Grand prix du roman de l'Académie française : Liliane Guignabodet, Natalia (3-XI-83).

Goncourt : Frédérick Tristan, Les égarés (21-XI-83).

Renaudot : Jean-Marie Rouart, Avant guerre (21-XI-83).

Fémina : Florence Delay, Riche et légère (28-XI-83).

Médicis : Jean Échenoz, Cherokee (28-XI-83).

Médicis étranger : Kenneth White, La route bleue (28-XI-83).

Interallié : Jacques Duquesne, Maria Vandamme (6-XII-83).

Chateaubriand : Henri Amouroux, L'impitoyable guerre civile (6-XII-83).

Prix des libraires : Serge Bramly, La danse du loup (15-II-83).

Bourse Goncourt de la nouvelle : Raymond Jean, Un fantasme de Bella et autres récits (mai 1983).
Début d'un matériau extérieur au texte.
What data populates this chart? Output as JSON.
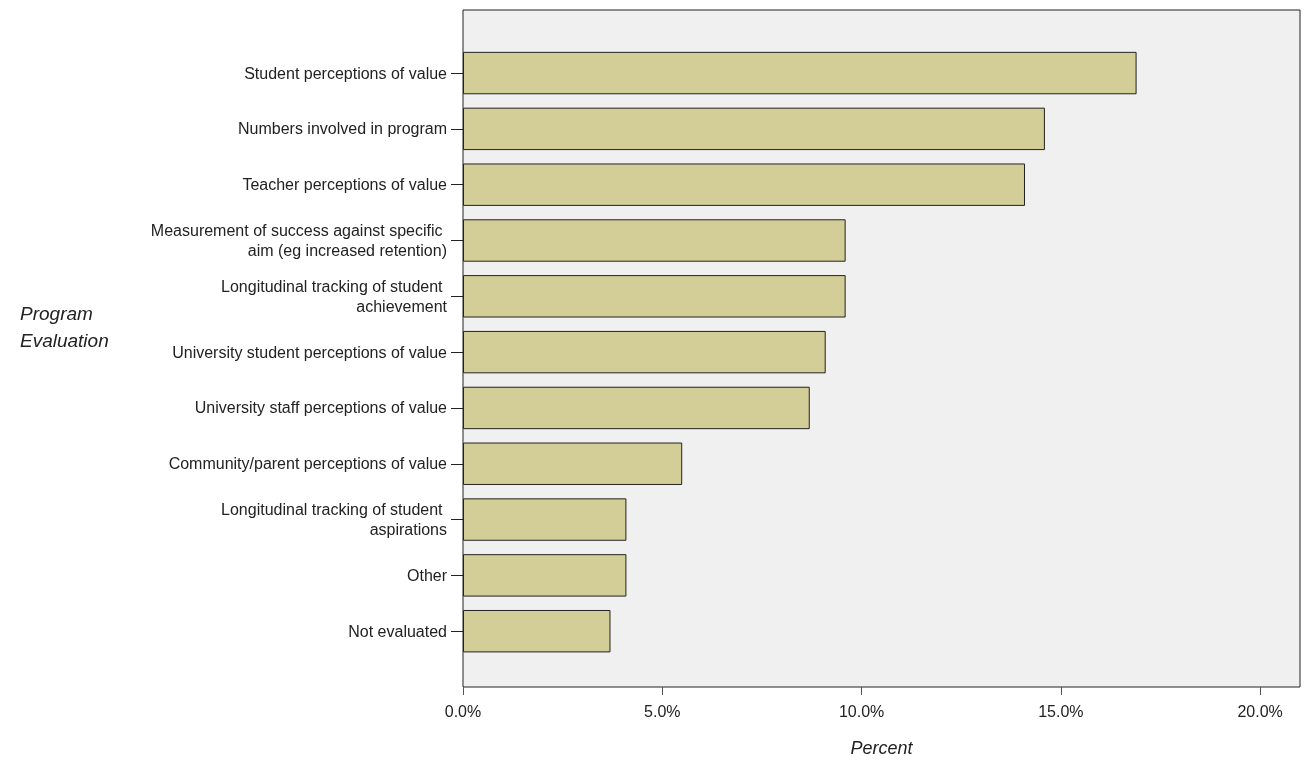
{
  "chart_data": {
    "type": "bar",
    "orientation": "horizontal",
    "xlabel": "Percent",
    "ylabel": "Program Evaluation",
    "categories": [
      "Student perceptions of value",
      "Numbers involved in program",
      "Teacher perceptions of value",
      "Measurement of success against specific aim (eg increased retention)",
      "Longitudinal tracking of student achievement",
      "University student perceptions of value",
      "University staff perceptions of value",
      "Community/parent perceptions of value",
      "Longitudinal tracking of student aspirations",
      "Other",
      "Not evaluated"
    ],
    "values": [
      16.9,
      14.6,
      14.1,
      9.6,
      9.6,
      9.1,
      8.7,
      5.5,
      4.1,
      4.1,
      3.7
    ],
    "color": "#d3cd97",
    "xlim": [
      0,
      21
    ],
    "xticks": [
      {
        "value": 0,
        "label": "0.0%"
      },
      {
        "value": 5,
        "label": "5.0%"
      },
      {
        "value": 10,
        "label": "10.0%"
      },
      {
        "value": 15,
        "label": "15.0%"
      },
      {
        "value": 20,
        "label": "20.0%"
      }
    ],
    "grid": false
  }
}
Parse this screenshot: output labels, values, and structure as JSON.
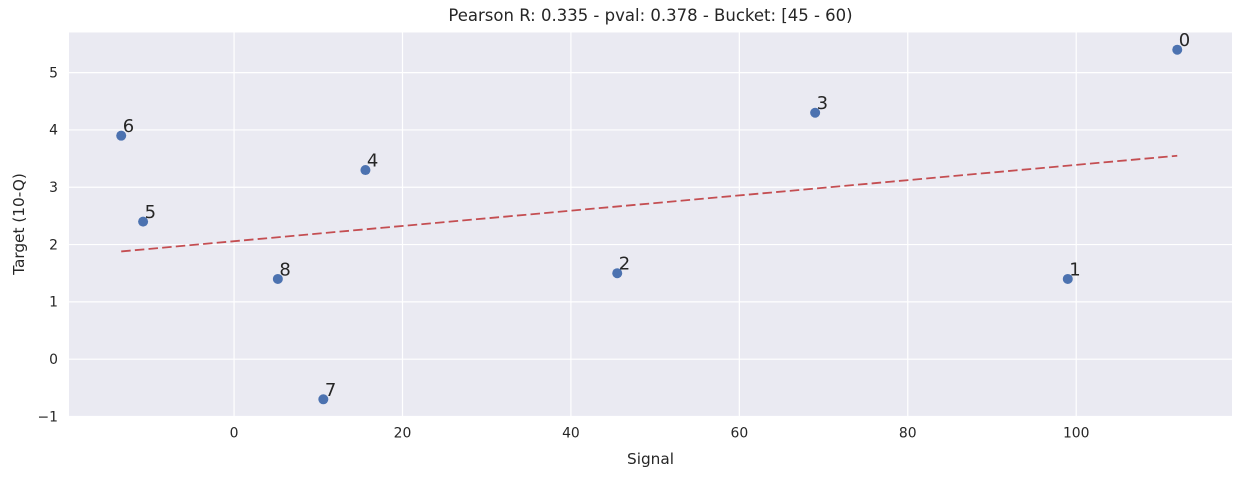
{
  "chart_data": {
    "type": "scatter",
    "title": "Pearson R: 0.335 - pval: 0.378 - Bucket: [45 - 60)",
    "xlabel": "Signal",
    "ylabel": "Target (10-Q)",
    "stats": {
      "pearson_r": 0.335,
      "pval": 0.378,
      "bucket": "[45 - 60)"
    },
    "xlim": [
      -19.6,
      118.5
    ],
    "ylim": [
      -1.0,
      5.7
    ],
    "xticks": [
      0,
      20,
      40,
      60,
      80,
      100
    ],
    "yticks": [
      -1,
      0,
      1,
      2,
      3,
      4,
      5
    ],
    "grid": true,
    "legend": false,
    "points": [
      {
        "label": "0",
        "x": 112.0,
        "y": 5.4
      },
      {
        "label": "1",
        "x": 99.0,
        "y": 1.4
      },
      {
        "label": "2",
        "x": 45.5,
        "y": 1.5
      },
      {
        "label": "3",
        "x": 69.0,
        "y": 4.3
      },
      {
        "label": "4",
        "x": 15.6,
        "y": 3.3
      },
      {
        "label": "5",
        "x": -10.8,
        "y": 2.4
      },
      {
        "label": "6",
        "x": -13.4,
        "y": 3.9
      },
      {
        "label": "7",
        "x": 10.6,
        "y": -0.7
      },
      {
        "label": "8",
        "x": 5.2,
        "y": 1.4
      }
    ],
    "trend_line": {
      "style": "dashed",
      "x1": -13.4,
      "y1": 1.88,
      "x2": 112.0,
      "y2": 3.55
    },
    "colors": {
      "point": "#4C72B0",
      "trend": "#C44E52",
      "plot_bg": "#EAEAF2",
      "grid": "#FFFFFF",
      "text": "#262626"
    }
  }
}
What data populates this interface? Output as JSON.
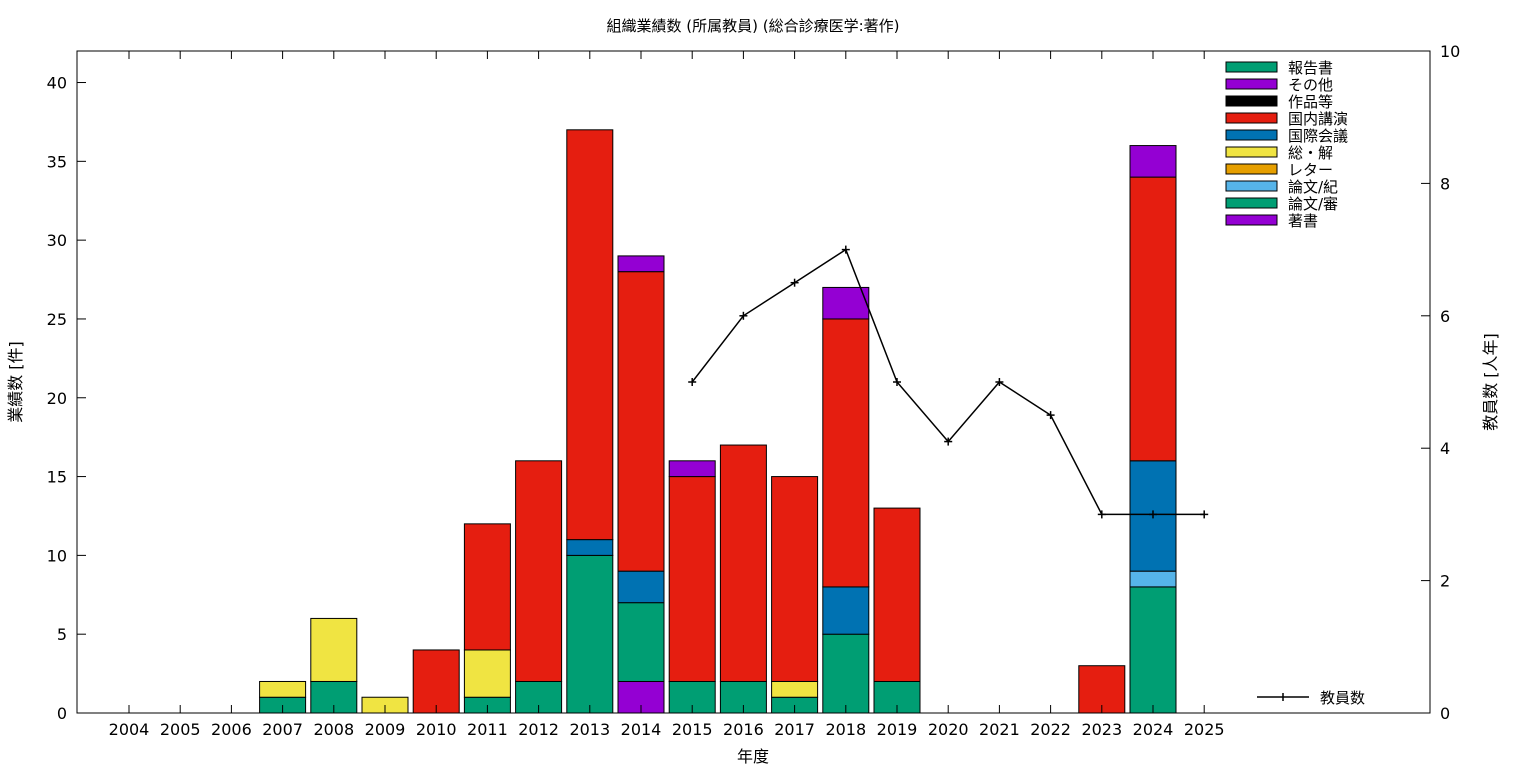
{
  "chart_data": {
    "type": "bar",
    "title": "組織業績数 (所属教員) (総合診療医学:著作)",
    "xlabel": "年度",
    "ylabel": "業績数 [件]",
    "y2label": "教員数 [人年]",
    "ylim": [
      0,
      42
    ],
    "y2lim": [
      0,
      10
    ],
    "yticks": [
      0,
      5,
      10,
      15,
      20,
      25,
      30,
      35,
      40
    ],
    "y2ticks": [
      0,
      2,
      4,
      6,
      8,
      10
    ],
    "categories": [
      "2004",
      "2005",
      "2006",
      "2007",
      "2008",
      "2009",
      "2010",
      "2011",
      "2012",
      "2013",
      "2014",
      "2015",
      "2016",
      "2017",
      "2018",
      "2019",
      "2020",
      "2021",
      "2022",
      "2023",
      "2024",
      "2025"
    ],
    "series": [
      {
        "name": "著書",
        "color": "#9400d3",
        "values": [
          0,
          0,
          0,
          0,
          0,
          0,
          0,
          0,
          0,
          0,
          2,
          0,
          0,
          0,
          0,
          0,
          0,
          0,
          0,
          0,
          0,
          0
        ]
      },
      {
        "name": "論文/審",
        "color": "#009e73",
        "values": [
          0,
          0,
          0,
          1,
          2,
          0,
          0,
          1,
          2,
          10,
          5,
          2,
          2,
          1,
          5,
          2,
          0,
          0,
          0,
          0,
          8,
          0
        ]
      },
      {
        "name": "論文/紀",
        "color": "#56b4e9",
        "values": [
          0,
          0,
          0,
          0,
          0,
          0,
          0,
          0,
          0,
          0,
          0,
          0,
          0,
          0,
          0,
          0,
          0,
          0,
          0,
          0,
          1,
          0
        ]
      },
      {
        "name": "レター",
        "color": "#e69f00",
        "values": [
          0,
          0,
          0,
          0,
          0,
          0,
          0,
          0,
          0,
          0,
          0,
          0,
          0,
          0,
          0,
          0,
          0,
          0,
          0,
          0,
          0,
          0
        ]
      },
      {
        "name": "総・解",
        "color": "#f0e442",
        "values": [
          0,
          0,
          0,
          1,
          4,
          1,
          0,
          3,
          0,
          0,
          0,
          0,
          0,
          1,
          0,
          0,
          0,
          0,
          0,
          0,
          0,
          0
        ]
      },
      {
        "name": "国際会議",
        "color": "#0072b2",
        "values": [
          0,
          0,
          0,
          0,
          0,
          0,
          0,
          0,
          0,
          1,
          2,
          0,
          0,
          0,
          3,
          0,
          0,
          0,
          0,
          0,
          7,
          0
        ]
      },
      {
        "name": "国内講演",
        "color": "#e51e10",
        "values": [
          0,
          0,
          0,
          0,
          0,
          0,
          4,
          8,
          14,
          26,
          19,
          13,
          15,
          13,
          17,
          11,
          0,
          0,
          0,
          3,
          18,
          0
        ]
      },
      {
        "name": "作品等",
        "color": "#000000",
        "values": [
          0,
          0,
          0,
          0,
          0,
          0,
          0,
          0,
          0,
          0,
          0,
          0,
          0,
          0,
          0,
          0,
          0,
          0,
          0,
          0,
          0,
          0
        ]
      },
      {
        "name": "その他",
        "color": "#9400d3",
        "values": [
          0,
          0,
          0,
          0,
          0,
          0,
          0,
          0,
          0,
          0,
          1,
          1,
          0,
          0,
          2,
          0,
          0,
          0,
          0,
          0,
          2,
          0
        ]
      },
      {
        "name": "報告書",
        "color": "#009e73",
        "values": [
          0,
          0,
          0,
          0,
          0,
          0,
          0,
          0,
          0,
          0,
          0,
          0,
          0,
          0,
          0,
          0,
          0,
          0,
          0,
          0,
          0,
          0
        ]
      }
    ],
    "legend_order": [
      "報告書",
      "その他",
      "作品等",
      "国内講演",
      "国際会議",
      "総・解",
      "レター",
      "論文/紀",
      "論文/審",
      "著書"
    ],
    "line": {
      "name": "教員数",
      "axis": "right",
      "x": [
        "2015",
        "2016",
        "2017",
        "2018",
        "2019",
        "2020",
        "2021",
        "2022",
        "2023",
        "2024",
        "2025"
      ],
      "values": [
        5,
        6,
        6.5,
        7,
        5,
        4.1,
        5,
        4.5,
        3,
        3,
        3
      ]
    },
    "legend_position": "top-right"
  }
}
Grand prix Pierre-de-Monaco : Jacques Laurent, pour l'ensemble de son œuvre (avril 1983).

Une petite maison d'édition pour un Goncourt, industriel du textile. Pour la troisième fois en trente ans, le Goncourt récompense un petit éditeur. À son tour, André Balland, après Jean-Jacques Pauvert (1972) et José Corti (1951), dame le pion aux grands, dont Gallimard, Grasset, Le Seuil, qui, de tradition, « trustent » la majorité des prix. Mais il serait hasardeux de conclure de cet « accident » que les petites maisons — où les grands auteurs ne dédaignent plus de figurer — sont assurées d'avoir l'oreille des jurés. Couronné pour son quatorzième ouvrage, Les égarés, Frédérick Tristan, de son vrai nom Tristan Baron, est un industriel spécialiste de la vente d'usines de filatures. Connaissant bien les pays en vote de développement, notamment ceux de l'Extrême-Orient, où il séjourne longuement lors de ses négociations commerciales, il en rapporte des sources d'inspiration que l'on retrouve dans son roman La cendre et la foudre. Entre le Goncourt et le textile, c'est l'industrie que Frédérick Tristan considère comme son activité principale.

Colloques et débats

Ils se multiplient entre les écrivains et le public : outre l'impressionnante conférence de Jorge Luis Borges au Collège de France en début d'année, il faut mentionner les habitudes du Centre Pompidou avec la revue Parlée, le colloque Franz Kafka à la Sorbonne et l'accueil, par le Centre culturel autrichien, d'une pléiade d'auteurs venus, tout exprès de Vienne, plaider leur cause en France. La collection de poche Biblio crée sa série Essais ; le livre économique de François de Closets, Toujours plus, bat tous les records de vente de l'édition (on n'avait pas vu un tel succès depuis le prix Goncourt d'André Schwarz-Bart, Le dernier des justes, en 1959) ; les revues intellectuelles naissent, grandissent (Liberté de l'esprit chez Balland, Passé présent chez Ramsay, L'infini de Philippe Sollers chez Denoël) ; Esprit célèbre son cinquantenaire ; l'étonnant et très original Henry Dougier, à la tête de la revue Autrement, diversifie ses publications.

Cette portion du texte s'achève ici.